Pre-Built Views and Queries
We include pre-built SQL views for common analysis patterns:
- Leaderboard view: Latest primary metrics for each model/benchmark combination. Optimized for building rankings and dashboards that compare model performance across benchmarks.
- Latest runs view: Most recent ingestion for each unique experiment run, including all metrics. Useful for detailed analysis and debugging specific evaluation runs.
Visualization and Dashboards
FAITH Leaderboard Live
Compare evaluation results across security benchmarks. Click any model name to view configuration parameters.

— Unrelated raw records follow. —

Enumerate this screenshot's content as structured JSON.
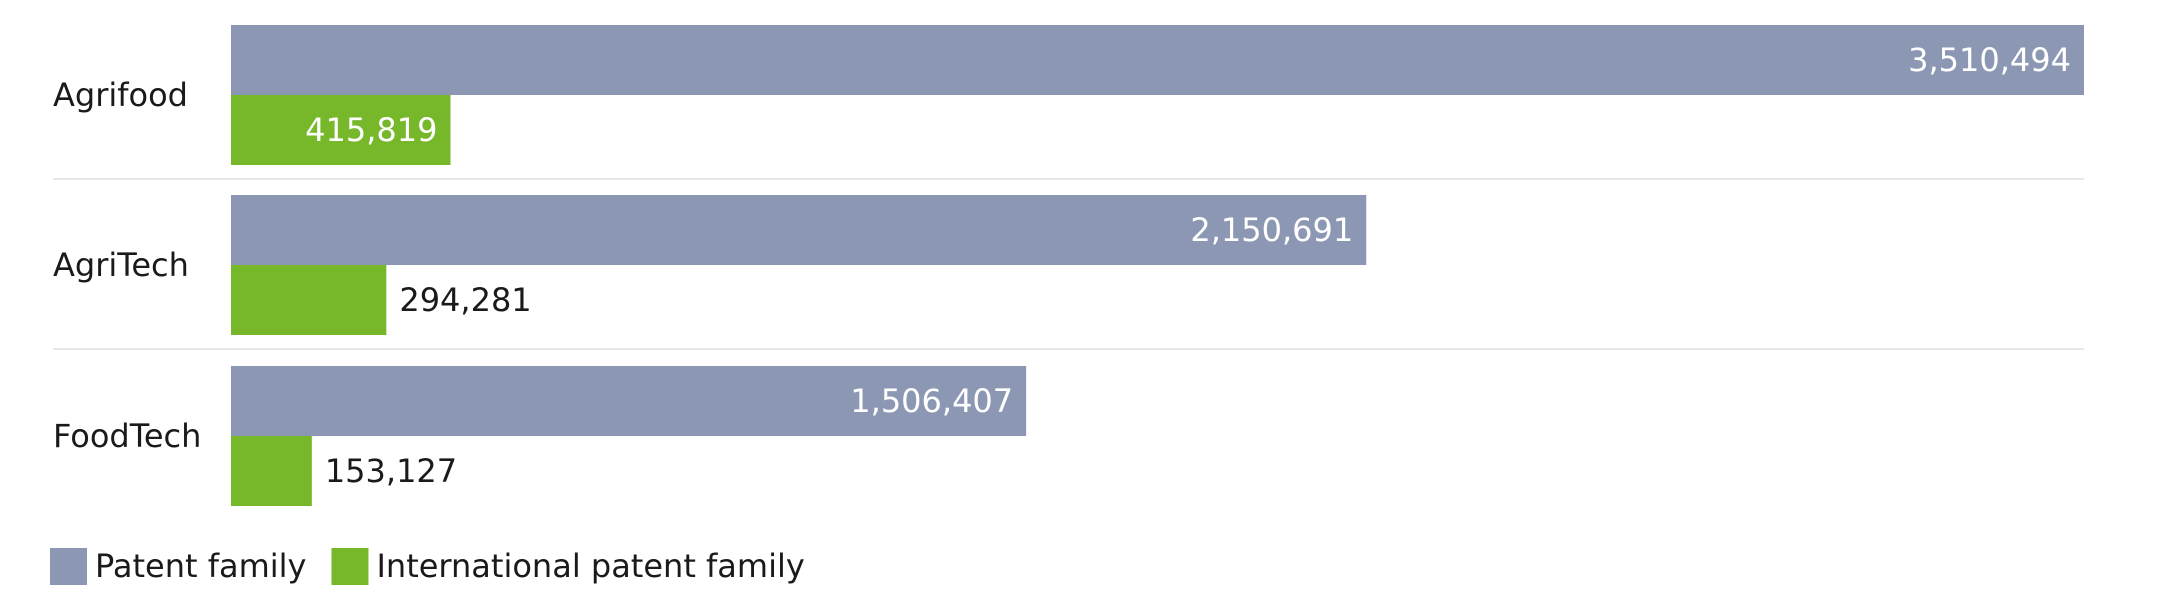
{
  "chart_data": {
    "type": "bar",
    "orientation": "horizontal",
    "categories": [
      "Agrifood",
      "AgriTech",
      "FoodTech"
    ],
    "series": [
      {
        "name": "Patent family",
        "values": [
          3510494,
          2150691,
          1506407
        ],
        "labels": [
          "3,510,494",
          "2,150,691",
          "1,506,407"
        ],
        "color": "#8c98b3"
      },
      {
        "name": "International patent family",
        "values": [
          415819,
          294281,
          153127
        ],
        "labels": [
          "415,819",
          "294,281",
          "153,127"
        ],
        "color": "#76b82a"
      }
    ],
    "xlim": [
      0,
      3510494
    ],
    "grid": false,
    "legend_position": "bottom-left",
    "title": "",
    "xlabel": "",
    "ylabel": ""
  }
}
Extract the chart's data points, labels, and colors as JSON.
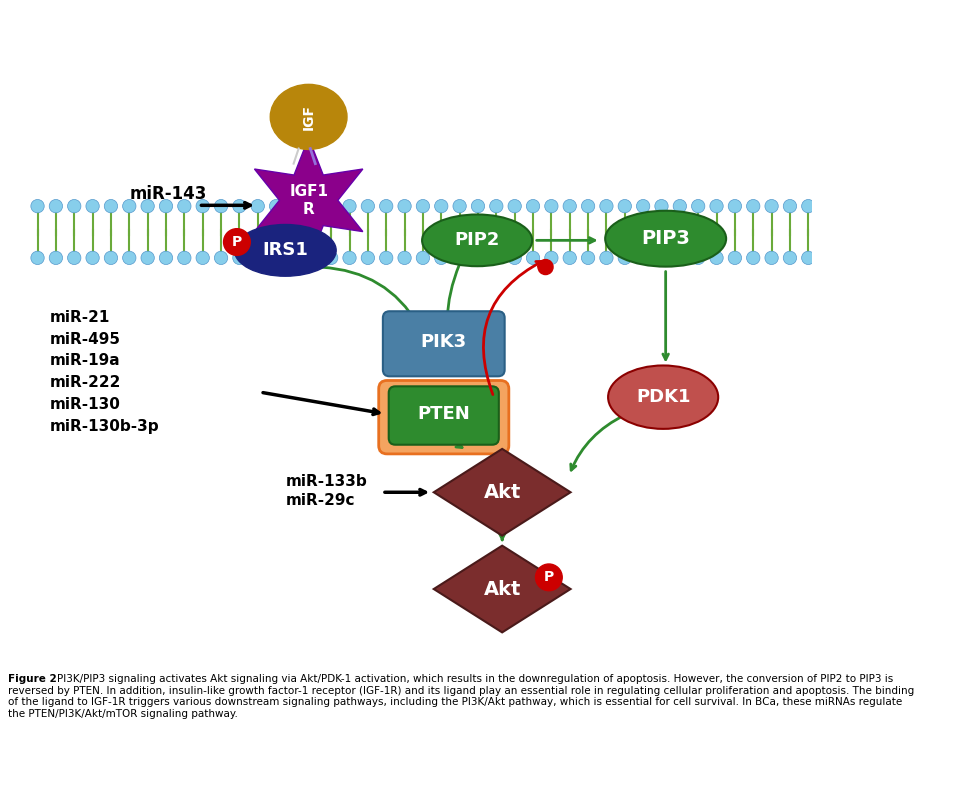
{
  "bg_color": "#ffffff",
  "membrane_color": "#6aaa3a",
  "bubble_color": "#87CEEB",
  "bubble_edge": "#5599cc",
  "igf1r_star_color": "#8B008B",
  "igf1r_ligand_color": "#B8860B",
  "irs1_color": "#1a237e",
  "p_badge_color": "#cc0000",
  "pip2_color": "#2e8b2e",
  "pip3_color": "#2e8b2e",
  "pik3_color": "#4a7fa5",
  "pten_color": "#2e8b2e",
  "pten_glow": "#f4a460",
  "pten_glow_edge": "#e87020",
  "pdk1_color": "#c0504d",
  "akt_color": "#7b2d2d",
  "arrow_green": "#2e8b2e",
  "arrow_red": "#cc0000",
  "caption_lines": [
    "Figure 2 PI3K/PIP3 signaling activates Akt signaling via Akt/PDK-1 activation, which results in the downregulation of apoptosis. However, the conversion of PIP2 to PIP3 is",
    "reversed by PTEN. In addition, insulin-like growth factor-1 receptor (IGF-1R) and its ligand play an essential role in regulating cellular proliferation and apoptosis. The binding",
    "of the ligand to IGF-1R triggers various downstream signaling pathways, including the PI3K/Akt pathway, which is essential for cell survival. In BCa, these miRNAs regulate",
    "the PTEN/PI3K/Akt/mTOR signaling pathway."
  ],
  "mir_group": [
    "miR-21",
    "miR-495",
    "miR-19a",
    "miR-222",
    "miR-130",
    "miR-130b-3p"
  ]
}
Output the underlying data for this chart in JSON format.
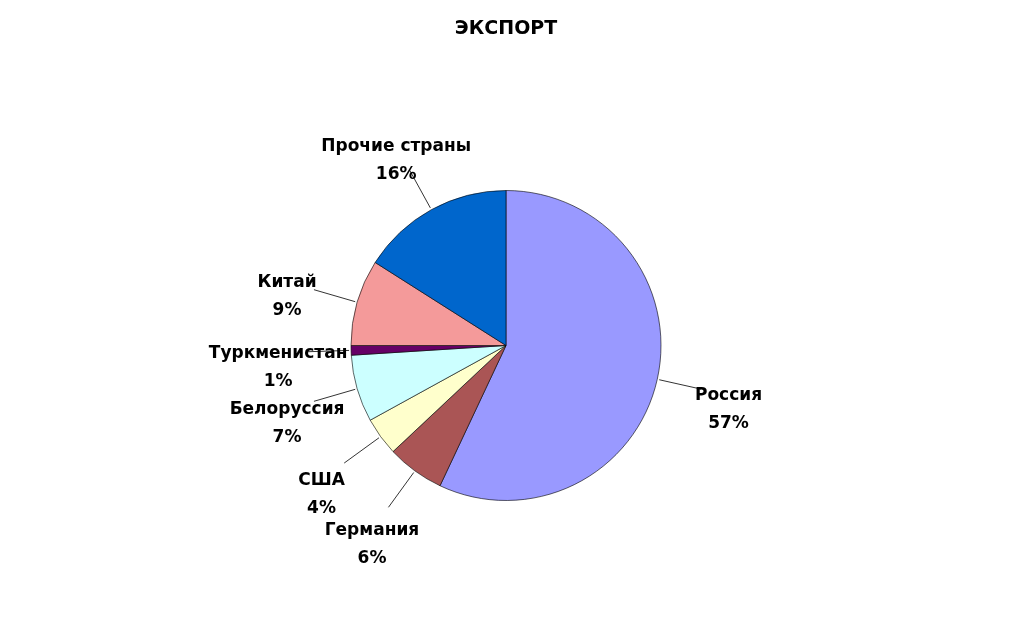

| Model | CTI | CyberMetric | MMLU | SecQA | Mean Score |
|---|
Evaluation results can be visualized using any tool that connects to BigQuery — Looker Studio, Tableau, Grafana, or custom dashboards. Rather than emailing CSV exports or screenshots, you can share a live dashboard that updates automatically as new results are ingested. We've included a dashboard cookbook that covers building dashboards with Looker Studio.
How to Use It
Install FAITH with BigQuery dependencies:
pip install faith[bigquery]
Configure your BigQuery dataset and run ingestion:
export FAITH_BIGQUERY_PROJECT=my-project
export FAITH_BIGQUERY_DATASET=faith_results
faith summarize --experiment-path /path/to/results \
--output-format bigquery
The table is created automatically on first ingestion. From there, you can query directly or create the pre-built views for common analysis patterns.
Full documentation:
- Quickstart Guide - Setup and basic usage
- Schema Reference - Table structure and field definitions
- Dashboard Cookbook - Building visualizations in Looker Studio
- SQL Examples - Ready-to-run queries for common tasks
Why This Matters
Evaluation infrastructure matters as much as the benchmarks themselves. Treating metrics as structured data, queryable, easily aggregated, and shareable, is a prerequisite for evaluation at scale. BigQuery integration provides the infrastructure for teams that need their evaluation data to grow with their evaluation workload.
FAITH is open source. If you're using it and have feedback on the BigQuery integration, we'd like to hear it. If you've built custom queries or views that generalize beyond your specific use case, consider contributing them back.